I betcha you dealt with General RV ! We bought two TT's from them in the last year. When we purchased the first one, this Michigan Outdoors Adventure started calling us , all the time , ALL THE TIME! Come visit us, we have a key that might start a new Chevrolet in our lot, etc, etc, etc.... it's a membership scam.

They called us every other night at dinner time, in fact, we had to tell the kids not to answer the phone,....

I had to get rude with them and tell em' to stop harrassing us!!!

When we bought the new TT, from the same sales guy, we asked him nicely : do NOT give out our phone number.

They have not called since. We are at peace.

Mike


----------



## WMIOUTBACK (Apr 4, 2005)

We bought ours from General RV as well.
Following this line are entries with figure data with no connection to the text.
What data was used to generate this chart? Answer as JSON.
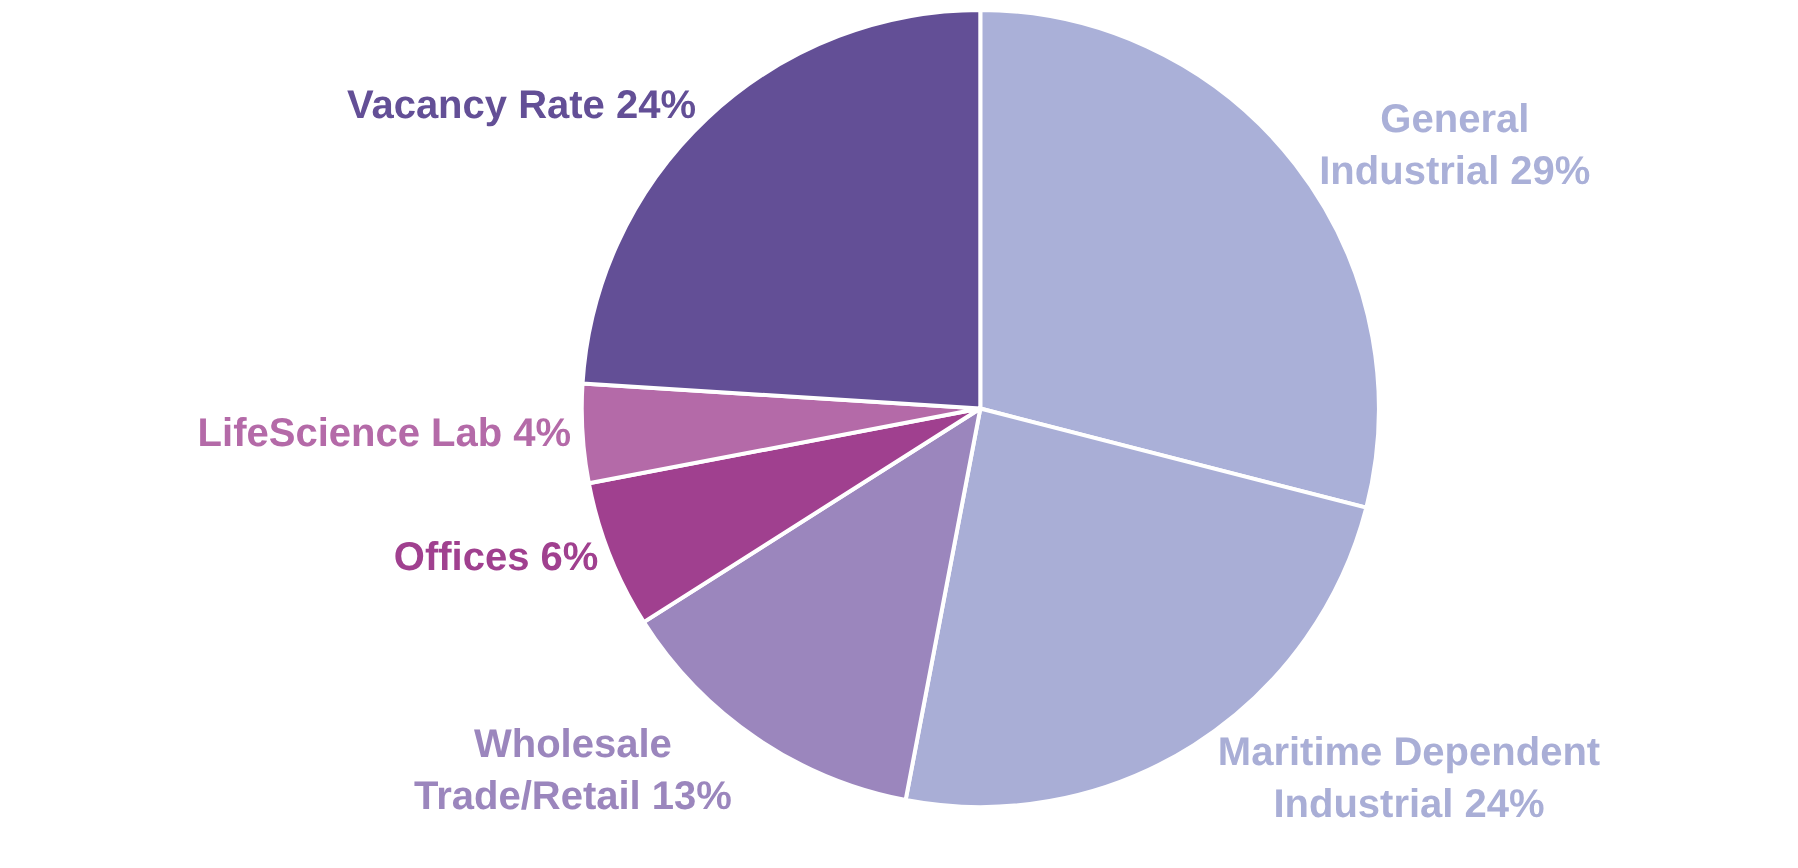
{
  "chart_data": {
    "type": "pie",
    "categories": [
      "General Industrial",
      "Maritime Dependent Industrial",
      "Wholesale Trade/Retail",
      "Offices",
      "LifeScience Lab",
      "Vacancy Rate"
    ],
    "values": [
      29,
      24,
      13,
      6,
      4,
      24
    ],
    "value_labels": [
      "29%",
      "24%",
      "13%",
      "6%",
      "4%",
      "24%"
    ],
    "colors": [
      "#aab0d8",
      "#a9aed6",
      "#9b86bd",
      "#a0408f",
      "#b46aa8",
      "#634f96"
    ],
    "legend": false
  }
}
We have, however (knock on wood) not received any solicitation calls from Michigan Outdoor Adventures.


----------



## our2girls (Jan 26, 2005)

Let me be the first to say that Hidden Ridge in Shelbyville, MI is A-1 , first class , 5 stars!!!

Great campground, we were the first to use our site, the firepit never had a fire in it!! Kids had plenty to do, pool was awesome, playground, fishing, etc., etc...

We have booked two more weekends this summer!!

Mike


----------



## 54telluride (Feb 1, 2005)

our2girls,

Is this the campground you see from 131 between Kalamazoo and GR?
I looks very nice but close to the interstate. How the interstate noise?







Was there any sites in the trees or are they all out in the open?

Might be a good site for a mini Michigan rally.









54telluride


----------



## our2girls (Jan 26, 2005)

54telluride said:


> our2girls,
> 
> Is this the campground you see from 131 between Kalamazoo and GR?
> I looks very nice but close to the interstate. How the interstate noise?
> ...


Yes, it is the campround you would see off 131.... It is close to the interstate, but I did not notice that much noise from it....occasionally a loud 18 wheeler, but not that often. There are few trees there, the perimeter is lined with them, but for the most part, you are out in the open. I imagine it will be pretty hot come July and August.

Check it out, we were very pleased, the staff was wonderful.

Mike


----------